Es rumort bei den Tories
Dass Truss mit ihrem zaghaften Auftritt in der Downing Street nun das Vertrauen der Finanzmärkte zurückgewonnen haben könnte, zeichnete sich zunächst nicht ab. Im Gegenteil, die Anleihenrenditen zogen wieder an. Ein Zeichen dafür, dass die Kehrtwende den Investoren noch nicht ausreichte.
Sollte das so bleiben, dürfte es für Truss bald eng werden. Die »Daily Mail« titelte am Samstag: »Wie viel mehr kann sie (und können wir) ertragen?« Schon jetzt rumort es heftig in der Tory-Partei.
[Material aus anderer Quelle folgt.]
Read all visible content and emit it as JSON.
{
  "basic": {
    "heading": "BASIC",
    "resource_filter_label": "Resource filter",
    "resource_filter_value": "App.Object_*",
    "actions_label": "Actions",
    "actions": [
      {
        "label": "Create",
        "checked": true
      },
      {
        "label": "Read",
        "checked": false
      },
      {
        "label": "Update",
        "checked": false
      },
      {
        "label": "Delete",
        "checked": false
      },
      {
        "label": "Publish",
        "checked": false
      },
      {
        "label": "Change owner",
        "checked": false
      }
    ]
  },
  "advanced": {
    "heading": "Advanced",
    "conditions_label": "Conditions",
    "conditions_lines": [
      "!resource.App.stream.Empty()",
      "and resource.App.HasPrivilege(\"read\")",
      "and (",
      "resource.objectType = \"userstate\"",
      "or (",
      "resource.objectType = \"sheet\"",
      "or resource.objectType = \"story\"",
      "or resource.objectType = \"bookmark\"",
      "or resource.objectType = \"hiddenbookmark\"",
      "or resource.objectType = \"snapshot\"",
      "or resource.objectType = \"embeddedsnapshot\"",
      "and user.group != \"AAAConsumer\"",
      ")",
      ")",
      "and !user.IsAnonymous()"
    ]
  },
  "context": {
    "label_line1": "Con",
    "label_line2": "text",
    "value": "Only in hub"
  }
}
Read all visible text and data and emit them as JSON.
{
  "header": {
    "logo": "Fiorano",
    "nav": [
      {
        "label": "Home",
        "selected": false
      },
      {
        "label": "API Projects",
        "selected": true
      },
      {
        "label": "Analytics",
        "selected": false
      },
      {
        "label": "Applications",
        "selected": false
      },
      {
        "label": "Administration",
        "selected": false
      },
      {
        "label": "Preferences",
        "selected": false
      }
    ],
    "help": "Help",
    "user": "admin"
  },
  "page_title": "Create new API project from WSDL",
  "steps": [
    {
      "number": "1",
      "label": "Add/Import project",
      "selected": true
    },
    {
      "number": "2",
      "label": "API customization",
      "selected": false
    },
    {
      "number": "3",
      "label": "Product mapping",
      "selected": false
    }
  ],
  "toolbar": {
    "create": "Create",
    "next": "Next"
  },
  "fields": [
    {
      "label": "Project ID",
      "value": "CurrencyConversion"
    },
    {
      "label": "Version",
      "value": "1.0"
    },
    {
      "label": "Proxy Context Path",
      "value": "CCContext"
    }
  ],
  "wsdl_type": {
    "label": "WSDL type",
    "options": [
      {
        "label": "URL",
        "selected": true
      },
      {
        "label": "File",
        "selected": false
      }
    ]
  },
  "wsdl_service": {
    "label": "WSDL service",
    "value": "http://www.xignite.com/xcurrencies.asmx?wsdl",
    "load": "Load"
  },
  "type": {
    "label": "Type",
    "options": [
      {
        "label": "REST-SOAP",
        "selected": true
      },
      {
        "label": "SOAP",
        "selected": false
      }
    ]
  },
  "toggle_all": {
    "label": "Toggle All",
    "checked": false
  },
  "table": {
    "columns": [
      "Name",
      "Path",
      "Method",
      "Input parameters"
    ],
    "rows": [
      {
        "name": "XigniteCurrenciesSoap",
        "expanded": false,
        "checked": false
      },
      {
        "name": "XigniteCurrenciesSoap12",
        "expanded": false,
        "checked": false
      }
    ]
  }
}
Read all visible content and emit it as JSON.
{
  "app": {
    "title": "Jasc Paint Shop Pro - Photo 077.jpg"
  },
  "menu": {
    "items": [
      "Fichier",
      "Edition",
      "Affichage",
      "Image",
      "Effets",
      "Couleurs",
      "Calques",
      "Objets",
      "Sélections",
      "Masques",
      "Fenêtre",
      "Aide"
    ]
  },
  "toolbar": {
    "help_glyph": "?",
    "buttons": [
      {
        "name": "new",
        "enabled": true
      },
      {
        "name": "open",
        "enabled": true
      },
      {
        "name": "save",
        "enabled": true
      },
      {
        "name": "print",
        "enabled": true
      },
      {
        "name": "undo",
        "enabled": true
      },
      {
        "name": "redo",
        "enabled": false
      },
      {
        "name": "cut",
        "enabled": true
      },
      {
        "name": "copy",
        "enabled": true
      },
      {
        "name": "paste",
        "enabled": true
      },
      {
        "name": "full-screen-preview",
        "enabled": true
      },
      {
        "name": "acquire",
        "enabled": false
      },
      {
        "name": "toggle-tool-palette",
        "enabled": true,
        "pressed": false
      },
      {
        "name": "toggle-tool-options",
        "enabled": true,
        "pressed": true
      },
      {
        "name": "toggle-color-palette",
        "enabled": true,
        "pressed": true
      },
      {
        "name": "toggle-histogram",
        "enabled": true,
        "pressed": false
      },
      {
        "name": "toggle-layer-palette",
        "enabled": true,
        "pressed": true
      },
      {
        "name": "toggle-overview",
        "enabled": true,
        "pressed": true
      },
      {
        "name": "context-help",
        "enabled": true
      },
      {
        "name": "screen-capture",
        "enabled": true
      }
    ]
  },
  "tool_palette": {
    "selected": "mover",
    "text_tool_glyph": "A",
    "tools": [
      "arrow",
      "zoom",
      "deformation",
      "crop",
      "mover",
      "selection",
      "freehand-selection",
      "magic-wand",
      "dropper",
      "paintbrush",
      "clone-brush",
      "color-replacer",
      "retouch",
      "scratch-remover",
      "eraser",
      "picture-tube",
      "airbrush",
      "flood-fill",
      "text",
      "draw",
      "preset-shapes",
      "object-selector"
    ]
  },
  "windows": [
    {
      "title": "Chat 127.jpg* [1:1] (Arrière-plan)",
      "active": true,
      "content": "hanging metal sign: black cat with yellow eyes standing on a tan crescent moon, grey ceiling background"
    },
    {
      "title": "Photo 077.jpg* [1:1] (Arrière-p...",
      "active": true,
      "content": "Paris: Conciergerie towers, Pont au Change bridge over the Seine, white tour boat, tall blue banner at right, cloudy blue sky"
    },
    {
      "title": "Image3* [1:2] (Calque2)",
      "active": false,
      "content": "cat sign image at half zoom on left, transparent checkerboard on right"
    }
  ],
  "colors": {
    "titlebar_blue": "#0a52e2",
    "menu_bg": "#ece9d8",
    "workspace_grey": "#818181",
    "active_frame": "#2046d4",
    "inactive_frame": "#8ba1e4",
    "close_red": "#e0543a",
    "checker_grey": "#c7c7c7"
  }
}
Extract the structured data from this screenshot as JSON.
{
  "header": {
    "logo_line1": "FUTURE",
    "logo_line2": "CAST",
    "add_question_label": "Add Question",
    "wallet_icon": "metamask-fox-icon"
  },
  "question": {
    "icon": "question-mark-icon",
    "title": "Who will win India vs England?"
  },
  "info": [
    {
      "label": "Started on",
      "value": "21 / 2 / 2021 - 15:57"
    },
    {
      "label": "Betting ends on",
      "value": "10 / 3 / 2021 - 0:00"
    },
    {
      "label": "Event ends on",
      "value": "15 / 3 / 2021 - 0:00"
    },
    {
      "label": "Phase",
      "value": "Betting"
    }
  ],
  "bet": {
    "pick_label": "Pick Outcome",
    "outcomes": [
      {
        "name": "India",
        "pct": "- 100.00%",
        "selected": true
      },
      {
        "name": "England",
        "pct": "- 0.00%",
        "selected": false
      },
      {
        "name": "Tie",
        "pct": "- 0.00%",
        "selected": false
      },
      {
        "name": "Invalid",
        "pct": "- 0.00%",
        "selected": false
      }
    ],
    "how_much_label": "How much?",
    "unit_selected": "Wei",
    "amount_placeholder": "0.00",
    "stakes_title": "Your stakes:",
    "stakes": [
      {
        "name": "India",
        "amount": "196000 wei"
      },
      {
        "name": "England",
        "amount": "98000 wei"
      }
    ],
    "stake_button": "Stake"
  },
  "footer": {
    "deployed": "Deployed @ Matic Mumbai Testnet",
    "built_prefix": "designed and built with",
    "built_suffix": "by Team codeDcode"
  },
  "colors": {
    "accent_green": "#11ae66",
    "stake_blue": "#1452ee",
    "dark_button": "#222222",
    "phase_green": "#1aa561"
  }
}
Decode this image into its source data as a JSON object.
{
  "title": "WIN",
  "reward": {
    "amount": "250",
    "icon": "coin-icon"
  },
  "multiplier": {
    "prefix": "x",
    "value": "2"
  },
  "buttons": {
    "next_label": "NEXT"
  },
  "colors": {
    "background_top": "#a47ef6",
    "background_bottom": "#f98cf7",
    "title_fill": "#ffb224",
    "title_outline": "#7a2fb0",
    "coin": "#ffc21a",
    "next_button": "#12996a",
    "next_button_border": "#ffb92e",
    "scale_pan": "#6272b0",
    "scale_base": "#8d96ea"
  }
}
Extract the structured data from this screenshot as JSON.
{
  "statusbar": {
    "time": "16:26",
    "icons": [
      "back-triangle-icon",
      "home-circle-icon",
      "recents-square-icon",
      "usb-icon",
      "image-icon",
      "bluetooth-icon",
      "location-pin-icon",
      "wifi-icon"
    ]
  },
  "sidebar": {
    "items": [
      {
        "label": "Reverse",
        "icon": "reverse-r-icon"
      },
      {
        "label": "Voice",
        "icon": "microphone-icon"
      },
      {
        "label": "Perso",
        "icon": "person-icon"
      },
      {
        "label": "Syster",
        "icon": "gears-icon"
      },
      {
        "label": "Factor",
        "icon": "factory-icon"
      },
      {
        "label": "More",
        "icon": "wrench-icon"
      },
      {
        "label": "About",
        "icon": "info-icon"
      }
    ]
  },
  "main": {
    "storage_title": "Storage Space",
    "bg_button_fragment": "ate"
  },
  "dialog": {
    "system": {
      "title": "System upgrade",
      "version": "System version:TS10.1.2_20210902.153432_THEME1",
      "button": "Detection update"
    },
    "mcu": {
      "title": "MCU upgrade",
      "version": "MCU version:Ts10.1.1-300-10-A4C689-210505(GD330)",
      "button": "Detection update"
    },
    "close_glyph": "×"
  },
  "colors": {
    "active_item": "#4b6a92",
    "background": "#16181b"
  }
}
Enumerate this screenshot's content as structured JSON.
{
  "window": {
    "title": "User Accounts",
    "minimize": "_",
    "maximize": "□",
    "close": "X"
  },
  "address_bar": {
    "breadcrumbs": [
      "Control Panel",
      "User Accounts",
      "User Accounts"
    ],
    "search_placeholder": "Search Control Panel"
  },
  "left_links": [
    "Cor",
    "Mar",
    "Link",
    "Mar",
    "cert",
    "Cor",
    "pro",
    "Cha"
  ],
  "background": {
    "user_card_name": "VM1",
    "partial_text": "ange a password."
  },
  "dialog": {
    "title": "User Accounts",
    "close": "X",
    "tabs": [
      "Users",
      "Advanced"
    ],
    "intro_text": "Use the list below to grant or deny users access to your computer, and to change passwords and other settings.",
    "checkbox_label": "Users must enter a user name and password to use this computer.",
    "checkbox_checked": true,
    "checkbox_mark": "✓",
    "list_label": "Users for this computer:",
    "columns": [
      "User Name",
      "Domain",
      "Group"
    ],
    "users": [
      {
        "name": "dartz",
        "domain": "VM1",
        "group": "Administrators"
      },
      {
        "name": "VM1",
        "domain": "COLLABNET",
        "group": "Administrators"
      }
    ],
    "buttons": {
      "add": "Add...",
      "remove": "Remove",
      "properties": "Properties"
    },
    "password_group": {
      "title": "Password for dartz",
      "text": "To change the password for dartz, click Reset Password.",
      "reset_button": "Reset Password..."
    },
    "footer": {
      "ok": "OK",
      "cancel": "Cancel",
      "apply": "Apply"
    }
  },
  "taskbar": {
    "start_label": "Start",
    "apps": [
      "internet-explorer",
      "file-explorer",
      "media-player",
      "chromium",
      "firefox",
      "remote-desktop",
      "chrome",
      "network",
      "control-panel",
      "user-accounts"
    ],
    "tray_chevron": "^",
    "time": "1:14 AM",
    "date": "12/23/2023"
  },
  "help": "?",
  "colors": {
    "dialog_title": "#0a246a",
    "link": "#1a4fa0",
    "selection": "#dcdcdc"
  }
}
Sky-News-Reporterin Beth Rigby zitierte eine Insider-Quelle, wonach eine erhebliche Zahl an Briefen beim Vorsitzenden des sogenannten 1922-Komitees eingegangen sei. Das Fraktionsgremium ist das Stimmungsbarometer dafür, ob ein Premier noch das Vertrauen seiner Abgeordnetenkollegen hat und könnte Truss gegebenenfalls zum Rücktritt zwingen.
Sollte Truss aus dem Amt gejagt werden, würde Großbritannien bald den fünften Regierungschef in den vergangenen sechs Jahren haben. Die Erwartung ist, dass eine vorgezogene Neuwahl dann unausweichlich wird, denn schon Truss hat kein eigenes Mandat. Für die Konservativen ist das eigentlich ein rotes Tuch, denn in Umfragen führt die oppositionelle Labour-Partei teils mit mehr als 30 Punkten Vorsprung.